If the spouse or partner was a caregiver, their passing might bring financial problems to the surviving spouse—especially if they have disabilities and now need to replace that caregiving support. On the other hand, if the surviving spouse was the caregiver, they might find daily life less difficult, as they no longer carry that responsibility.
Change in Household Finances
The assets and income once needed to support two people in a household now only need to support one. However, this doesn’t mean the expenses are cut in half. Many people assume that, but expenses typically drop to about 65% to 75%, not 50%.
Widows, in particular, often need more help than others. Many may not have family nearby to support them. It’s crucial to think about and plan for these things in advance so that if the event does occur, you know what to do—even while grieving.
Financial Tools to Manage Post-Retirement Risk
There are many financial vehicles available that can be used individually or in combination. These include:
- Life insurance
- Survivor income
- Social Security
- Traditional pension plans (making appropriate elections at retirement)
- Annuities
- Long-term care insurance (although the market is not as robust as it once was)
- Savings and investments
It’s important for both partners to know what they have in terms of savings and investments.

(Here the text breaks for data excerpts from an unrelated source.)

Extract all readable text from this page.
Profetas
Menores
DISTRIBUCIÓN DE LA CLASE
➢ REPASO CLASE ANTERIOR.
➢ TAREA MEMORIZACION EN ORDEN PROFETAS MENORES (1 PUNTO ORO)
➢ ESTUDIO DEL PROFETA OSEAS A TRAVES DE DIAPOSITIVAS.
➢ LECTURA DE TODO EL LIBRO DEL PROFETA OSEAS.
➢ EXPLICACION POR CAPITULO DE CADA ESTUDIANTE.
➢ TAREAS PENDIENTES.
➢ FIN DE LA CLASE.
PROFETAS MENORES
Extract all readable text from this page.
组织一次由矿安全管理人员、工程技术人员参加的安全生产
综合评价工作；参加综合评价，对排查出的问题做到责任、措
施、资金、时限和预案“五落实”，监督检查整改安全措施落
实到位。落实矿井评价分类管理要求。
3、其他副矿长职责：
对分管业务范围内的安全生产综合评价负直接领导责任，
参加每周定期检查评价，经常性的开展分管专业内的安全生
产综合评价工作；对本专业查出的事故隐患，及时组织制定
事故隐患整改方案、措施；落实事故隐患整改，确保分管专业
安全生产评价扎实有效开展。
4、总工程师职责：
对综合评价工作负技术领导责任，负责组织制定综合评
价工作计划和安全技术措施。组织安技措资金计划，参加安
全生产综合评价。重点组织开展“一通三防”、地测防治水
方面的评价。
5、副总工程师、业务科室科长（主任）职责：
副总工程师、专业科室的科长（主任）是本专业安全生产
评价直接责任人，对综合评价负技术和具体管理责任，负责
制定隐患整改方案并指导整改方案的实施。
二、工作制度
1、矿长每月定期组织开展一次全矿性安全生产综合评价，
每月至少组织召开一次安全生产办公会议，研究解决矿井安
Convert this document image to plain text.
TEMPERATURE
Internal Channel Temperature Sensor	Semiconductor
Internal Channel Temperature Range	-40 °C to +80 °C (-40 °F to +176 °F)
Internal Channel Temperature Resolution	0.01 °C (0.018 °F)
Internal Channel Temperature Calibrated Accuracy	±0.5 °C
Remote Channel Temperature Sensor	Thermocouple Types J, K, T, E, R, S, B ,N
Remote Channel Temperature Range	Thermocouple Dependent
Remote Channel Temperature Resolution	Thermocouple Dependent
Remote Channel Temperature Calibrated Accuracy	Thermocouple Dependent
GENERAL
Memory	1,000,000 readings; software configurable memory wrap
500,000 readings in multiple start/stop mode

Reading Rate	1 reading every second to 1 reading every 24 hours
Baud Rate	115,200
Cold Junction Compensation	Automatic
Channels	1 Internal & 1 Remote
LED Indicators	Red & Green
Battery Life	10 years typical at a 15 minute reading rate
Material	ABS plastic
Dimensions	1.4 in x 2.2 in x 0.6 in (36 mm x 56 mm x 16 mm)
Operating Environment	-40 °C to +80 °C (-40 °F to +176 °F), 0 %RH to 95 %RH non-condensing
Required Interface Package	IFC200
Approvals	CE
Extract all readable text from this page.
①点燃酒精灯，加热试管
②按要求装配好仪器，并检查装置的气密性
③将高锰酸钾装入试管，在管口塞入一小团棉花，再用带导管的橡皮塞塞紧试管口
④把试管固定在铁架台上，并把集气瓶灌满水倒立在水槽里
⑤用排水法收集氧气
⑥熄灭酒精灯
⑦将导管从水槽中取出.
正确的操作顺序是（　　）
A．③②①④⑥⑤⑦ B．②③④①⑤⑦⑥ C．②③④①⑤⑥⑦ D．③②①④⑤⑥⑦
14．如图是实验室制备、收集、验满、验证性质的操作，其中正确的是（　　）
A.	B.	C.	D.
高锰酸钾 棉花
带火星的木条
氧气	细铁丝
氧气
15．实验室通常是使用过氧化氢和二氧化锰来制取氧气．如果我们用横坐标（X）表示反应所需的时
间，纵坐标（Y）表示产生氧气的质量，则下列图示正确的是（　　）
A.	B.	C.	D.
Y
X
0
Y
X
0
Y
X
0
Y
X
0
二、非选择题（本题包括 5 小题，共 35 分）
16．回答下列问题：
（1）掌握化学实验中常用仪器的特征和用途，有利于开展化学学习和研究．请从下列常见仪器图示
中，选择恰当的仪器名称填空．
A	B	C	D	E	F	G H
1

Importance of Estate Planning
Wills and estate planning are also very important. You might want to have a trust set up. It’s also critical to keep beneficiary designations up to date.
Support from Family or Friends
Adult family members or friends may be able to help adjust to new circumstances by:
- Making financial changes
- Managing finances
- Assessing choices
- Providing care
Claiming Social Security Carefully
As mentioned earlier, married couples need to be very careful with their Social Security claiming strategies, including retirement dates and the options selected with regard to survivor benefits. It’s a complicated area with many moving parts.
Planning for Survivors with Limited Financial Capability
In cases where one partner managed the finances and the other had limited financial knowledge or ability, purchasing an annuity might be a good option. This can ensure steady income without the need to actively manage funds.
However, there are trade-offs—especially if that annuity ties up assets that might be needed in an emergency.
Final Thoughts
There’s a lot to think about when it comes to financial planning after the death of a spouse, but preparing ahead can make a real difference. As Cindy notes from personal experience, having these decisions made in advance helps during a time of grief and uncertainty.
“Having those things set and decided in advance makes a big difference in terms of managing the risk.”